Centuries old Sawi mosque is conserved
MULTAN: The 16th century AD architectural masterpiece, Sawi Mosque at Kotla Tolay Khan in Multan, stands restored since April 2017. However, hard struggle by officials could restore the Persian poetry on its tiles’ panels only partially.
Historian Ahmad Nabi Khan said: “The first historic mosque which still exists, though much renovated, is the Sawi Mosque, built by Nawab Saeed Khan Qureshi, a noble from Mughal Emperor Akbar. However, another research said: “It was built in 906A.H/1500 A.D during the last days of Lodhi rulers by two Muslim builders Ustaad Ahmad and Ustaad Syed Ismail al Hussaini, son of Jeeven Multani.
Panels of tiles adorned in blue Kashikari designs also carried poetry work of renowned Muslim scholars, intellectuals, and poets like Maulana Nurud Din Abdul Rahman Jami and Hazrat Abu Saad Al-Khair.
“When we started work on the preservation of around 400-500 years old mosque back in Dec 2014, everything went smoothly.

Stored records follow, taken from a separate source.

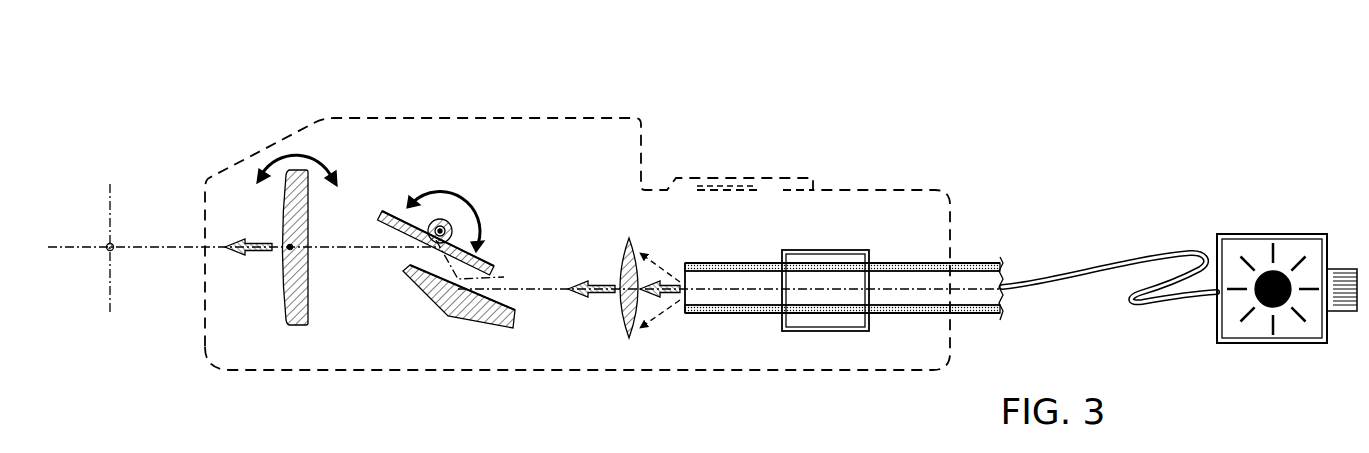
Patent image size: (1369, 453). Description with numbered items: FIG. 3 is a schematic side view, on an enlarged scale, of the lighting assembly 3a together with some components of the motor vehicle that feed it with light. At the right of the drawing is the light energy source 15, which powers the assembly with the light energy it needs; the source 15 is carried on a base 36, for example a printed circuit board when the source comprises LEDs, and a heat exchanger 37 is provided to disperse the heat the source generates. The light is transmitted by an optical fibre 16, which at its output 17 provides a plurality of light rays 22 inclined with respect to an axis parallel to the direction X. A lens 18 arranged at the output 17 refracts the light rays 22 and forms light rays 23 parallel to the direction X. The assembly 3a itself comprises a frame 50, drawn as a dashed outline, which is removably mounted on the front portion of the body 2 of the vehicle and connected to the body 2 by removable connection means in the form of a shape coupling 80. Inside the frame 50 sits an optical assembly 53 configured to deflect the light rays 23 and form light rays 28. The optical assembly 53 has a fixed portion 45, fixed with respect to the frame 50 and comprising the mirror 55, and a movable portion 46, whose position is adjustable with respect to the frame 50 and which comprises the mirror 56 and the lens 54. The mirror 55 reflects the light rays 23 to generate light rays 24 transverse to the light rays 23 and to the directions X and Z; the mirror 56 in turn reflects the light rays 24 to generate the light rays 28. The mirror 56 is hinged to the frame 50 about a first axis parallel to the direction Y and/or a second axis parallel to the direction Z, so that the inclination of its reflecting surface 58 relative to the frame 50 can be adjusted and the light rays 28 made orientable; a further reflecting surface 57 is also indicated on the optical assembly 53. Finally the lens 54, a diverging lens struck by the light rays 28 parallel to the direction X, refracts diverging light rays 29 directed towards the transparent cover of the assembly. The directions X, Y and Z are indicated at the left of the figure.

The body 2 is at (885, 179).
The lighting assembly 3a is at (665, 151).
The light energy source 15 is at (1288, 247).
The optical fibre 16 is at (823, 242).
The output of the optical fibre 17 is at (678, 265).
The lens 18 is at (625, 332).
The light rays 22 is at (655, 323).
The light rays 23 is at (593, 297).
The light rays 24 is at (504, 277).
The light rays 28 is at (329, 246).
The light rays 29 is at (256, 241).
The base 36 is at (1308, 346).
The heat exchanger 37 is at (1326, 267).
The fixed portion 45 is at (447, 321).
The movable portion 46 is at (322, 108).
The frame 50 is at (555, 111).
The optical assembly 53 is at (460, 183).
The lens 54 is at (288, 298).
The mirror 55 is at (503, 328).
The mirror 56 is at (397, 212).
The reflecting surface 57 is at (514, 302).
The reflecting surface 58 is at (382, 229).
The shape coupling 80 is at (735, 158).
The direction X is at (78, 252).
The direction Y is at (120, 256).
The direction Z is at (114, 213).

But things got tough when it came to restoring panels on almost all sides of the mosque’s interior and exterior,” said Malik Ghulam Muhammad, In charge Multan Archaeology Department. These panels were inscribed with ‘Rubayees’ of the noted Muslim scholars and poets and each panel carried two lines. Some of these panels were found to be in shape with Persian poetry visible and these were fixed as they were but most of them were chipped off and damaged. Officials consulted college professors and Persian teachers and it helped. However, real success came when a medical representative who knew Persian advised Google search, he added.
“I spent almost three months spending hours on a daily basis, remaining glued to a computer monitor, in search of missing lines through Google,” the official said. He added that he downloaded 26 Persian poetry books of different renowned Muslim poets during this search. He also heaped praise on an unknown person who fixed all the fallen panels inside a wall, though, in the jumbled pattern. And these tile panels helped them find the missing lines. He said he used to type a Persian line in Urdu script, then translate it into Persian and then paste it on Google. “I clicked and Wow, it was amazing.” “All the lines before and after that verse appeared in the Persian language.”
This way, 14 missing lines of Maulana Jami (Khirad Nama Sikandari, Haft Aurang, Jami) were restored on the panels on the southern interior side and three more on the eastern side (South to North). Another five and a half verses or lines restored on the northern interior side of the mosque (East to West) and three more on the east-west side.
The panels also carried Rubayees of Hazrat Abu Saeed Al-Khair and his poetry proved handy in restoring the missing Persian poetry lines, one verse on the eastern side of the southern wall (East Southside) and 14 verses on seven panels were restored on the southern exterior of the mosque (east to West). “But then it turned out it was all Google could do for them because there were some lines which Google failed to bring forth any Persian poetry work of Muslim poets of olden days,” Muhammad said, adding 15 more lines or verses were still missing, including 14 on the northern exterior wall and one on a turret (bastion).
“The project is now complete at a cost of Rs2.739 million, below the approved cost of Rs3.114 million, as far as its architectural details are concerned. However, preserving a monument is like preserving the history and this goal would be achieved when we find the remaining missing lines and install them on the edifice as inscriptions on the panels.”